Mechanical engineering on display in the art world?
Alas, you say, can it be?
Currently showing at Dam, Stuhltrager Gallery in Williamsburg, kinetic sculptor Mark Andreas utilitarian "sculptures" that mix agricultural need with scientific functionality and brings to mind issues of instability.
Experimentation is the way we have learned so much regarding technology-- The Wright Brothers, Henry Ford, Isaac Newton, even Leonardo... the list goes on and on.
But before an inventor can reach the level of mass production and manufacturing, in each case throughout history they have had to experience multiple failures to get to the point of a working model.
I'm thinking that Mr. Andreas must have gone through many different designs, crashing and burning, before he finally found one that worked to his liking.
After all, I can't image it's an easy task assembling a 400-pound mass of steel, dangerous blades and springs, all while lying flat on the ground, hoping against hope that this time it wil work.
I couldn't help but think of the Model T by Henry Ford and its crank engine when I saw this exhibition in Williamsburg.
Other things it brought to mind-- a mechanical Grim Reaper, a harbinger of a gothic death watch; a design model that is truly part science project part agricultural innovation.
Let's take a closer look at the "Seed Spreader."
This piece initially creeped me out.
It reminded me of those spider creatures in the Matrix, for instance; or just a big old walking stick come to animated life.
The creature has even been given feet.
Andreas has rigged this machine to whirl around like a helicopter's blades at just the right moment in time.
A small twig is placed in the "engine" contraption, after a physically laborious "cranking" by the artist.
The pressure of the cranking weighs down upon the wood, which absorbs all the pressure, and eventually upon reaching the treshold of its own strength, snaps.
Upon the snapping of the twig, the contraption, which has been loaded with grass seed, then lifts up, and helicopter blades spinning, equally distributes in a circular fashion.
It is perhaps a science project each of us has at one time dreamed of creating...
'Let's see... if I do X plus Y-- will this equal Z?"
Though truth be told, it's not often that our own projects worked out that way.
How many parents intervened at the last minute when our volcanoes didn't spew their vinegar and baking soda lava, or our bug collection fell off its pins?
The thing I liked about this exhibit was Andreas' obvious devotion to perfecting his project.
I can't imagine how many countless twigs and ice cubes (to say nothing hundreds of bags of sand) he must have gone through before knowing if these experiments would "work" or not.
This is not to say that they are continuously successful now.
This work, "Transcendence," with its three armed/legged appendages that are supposed to collapse upon the eventual sand in the central "hourglass" depository shifting of the object's weight by the sand depositing underneath-- just might go before its time.

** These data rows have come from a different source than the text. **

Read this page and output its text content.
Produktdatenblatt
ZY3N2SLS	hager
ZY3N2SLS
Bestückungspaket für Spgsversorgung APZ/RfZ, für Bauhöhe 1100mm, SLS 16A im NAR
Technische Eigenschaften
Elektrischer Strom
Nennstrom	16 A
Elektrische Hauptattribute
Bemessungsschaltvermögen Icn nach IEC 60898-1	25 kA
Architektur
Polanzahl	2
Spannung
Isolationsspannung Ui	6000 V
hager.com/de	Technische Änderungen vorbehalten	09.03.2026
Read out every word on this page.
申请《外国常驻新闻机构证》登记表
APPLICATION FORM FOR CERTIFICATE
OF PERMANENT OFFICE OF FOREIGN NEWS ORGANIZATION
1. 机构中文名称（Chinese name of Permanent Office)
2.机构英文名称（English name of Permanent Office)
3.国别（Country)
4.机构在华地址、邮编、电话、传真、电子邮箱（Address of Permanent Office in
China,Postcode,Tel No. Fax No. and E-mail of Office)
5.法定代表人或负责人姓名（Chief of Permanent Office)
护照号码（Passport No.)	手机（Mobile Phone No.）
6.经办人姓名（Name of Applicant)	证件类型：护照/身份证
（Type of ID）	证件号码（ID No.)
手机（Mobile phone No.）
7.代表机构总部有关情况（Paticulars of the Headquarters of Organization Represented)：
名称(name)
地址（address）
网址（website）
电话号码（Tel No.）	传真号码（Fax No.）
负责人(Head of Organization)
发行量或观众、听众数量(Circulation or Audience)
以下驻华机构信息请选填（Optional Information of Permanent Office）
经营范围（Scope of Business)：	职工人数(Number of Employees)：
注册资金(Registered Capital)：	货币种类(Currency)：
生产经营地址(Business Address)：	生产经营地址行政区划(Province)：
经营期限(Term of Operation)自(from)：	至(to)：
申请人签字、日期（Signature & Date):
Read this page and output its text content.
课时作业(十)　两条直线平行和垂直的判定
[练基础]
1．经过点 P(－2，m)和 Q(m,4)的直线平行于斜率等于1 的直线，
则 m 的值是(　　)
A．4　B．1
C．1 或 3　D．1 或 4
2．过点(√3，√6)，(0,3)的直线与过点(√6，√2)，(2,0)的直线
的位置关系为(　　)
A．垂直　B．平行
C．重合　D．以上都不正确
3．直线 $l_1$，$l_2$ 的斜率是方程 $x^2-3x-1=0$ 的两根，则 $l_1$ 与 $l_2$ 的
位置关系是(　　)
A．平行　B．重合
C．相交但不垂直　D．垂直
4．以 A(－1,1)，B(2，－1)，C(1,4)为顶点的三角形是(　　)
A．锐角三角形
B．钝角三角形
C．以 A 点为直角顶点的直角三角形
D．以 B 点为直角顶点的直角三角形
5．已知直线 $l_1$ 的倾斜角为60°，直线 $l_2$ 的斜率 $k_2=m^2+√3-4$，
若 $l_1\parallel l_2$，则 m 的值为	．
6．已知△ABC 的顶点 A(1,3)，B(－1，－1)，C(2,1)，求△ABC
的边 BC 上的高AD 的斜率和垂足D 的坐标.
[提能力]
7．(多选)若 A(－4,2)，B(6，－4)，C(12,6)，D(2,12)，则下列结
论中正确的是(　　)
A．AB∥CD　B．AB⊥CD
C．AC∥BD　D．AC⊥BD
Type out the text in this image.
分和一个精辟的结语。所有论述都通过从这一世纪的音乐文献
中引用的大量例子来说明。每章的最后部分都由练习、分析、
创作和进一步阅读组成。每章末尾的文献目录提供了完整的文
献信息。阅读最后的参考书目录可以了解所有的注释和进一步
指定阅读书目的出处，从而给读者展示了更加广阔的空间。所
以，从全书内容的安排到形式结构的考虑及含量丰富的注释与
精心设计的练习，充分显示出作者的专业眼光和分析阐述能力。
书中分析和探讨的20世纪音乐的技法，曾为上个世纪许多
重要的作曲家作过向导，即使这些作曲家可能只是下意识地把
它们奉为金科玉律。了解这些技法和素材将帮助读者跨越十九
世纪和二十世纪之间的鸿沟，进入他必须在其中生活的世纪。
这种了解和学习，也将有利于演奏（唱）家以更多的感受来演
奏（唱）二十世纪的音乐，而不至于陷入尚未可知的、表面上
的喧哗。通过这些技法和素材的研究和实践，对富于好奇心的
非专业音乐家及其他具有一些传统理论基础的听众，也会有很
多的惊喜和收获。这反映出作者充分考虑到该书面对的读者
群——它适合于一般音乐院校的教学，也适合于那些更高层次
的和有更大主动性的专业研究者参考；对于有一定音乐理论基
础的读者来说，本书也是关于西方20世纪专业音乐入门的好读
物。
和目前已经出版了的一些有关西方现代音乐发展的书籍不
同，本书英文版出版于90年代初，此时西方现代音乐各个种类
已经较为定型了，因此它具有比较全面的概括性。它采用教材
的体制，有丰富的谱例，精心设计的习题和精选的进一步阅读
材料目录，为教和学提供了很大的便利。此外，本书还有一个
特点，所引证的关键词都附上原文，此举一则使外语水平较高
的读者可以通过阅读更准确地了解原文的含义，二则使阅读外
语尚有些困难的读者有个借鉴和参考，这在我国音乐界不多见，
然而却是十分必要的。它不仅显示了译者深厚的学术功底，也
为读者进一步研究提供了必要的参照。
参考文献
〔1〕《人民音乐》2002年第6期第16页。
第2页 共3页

Given the object's inherent instability-- especially of the sand-- I noticed how any weight shifting, by a viewer stepping even close to the piece, upset its precarious balance.
You could hear the vibrations in the metal, and walking upon the sand made you feel as if you had worn high heels to the beach-- you were sinking into the gallery's floor.
I hoped against hope that I wouldn't mess this project up by watching the pieces fall over due to my own clumsiness, so I took an immediate step backwards.
It certainly is not be goal to be a "part" of an art project, but I couldn't help but be concerned regarding that cardinal rule of "You break it, you buy it."
At right is another interesting piece, "Hanging in Balance," powered by an ice cube.
Again, the cube is placed in the contraption's central motor to balance the piece and absorb the pressure.
Of course, the fleeting nature of ice does not a reliable construction component make.
Eventually, going back to its H2O form, the sculpture's arms and legs collapse upon itself.
I like what Andreas is saying here with this project.
Though as humans we're always talking about issues of safety and security, nothing is ever a sure thing.
Everything eventually degrades and breaks, no matter how strong we build it, or think it's stable (buildings, countries, armies, marriages, political systems).
It's a nice take given we are immersed in a time of U.S. history when our infrastructure is literally crumbling around us and we run so scared into the night, obsessed with terrorists, celebrity, and the boogeyman coming instead of the real issues under the surface.
Very cool project indeed-- though I wouldn't recommend it for a collector who's not a brave soul or of the faint of heart.
These things will poke your eye out!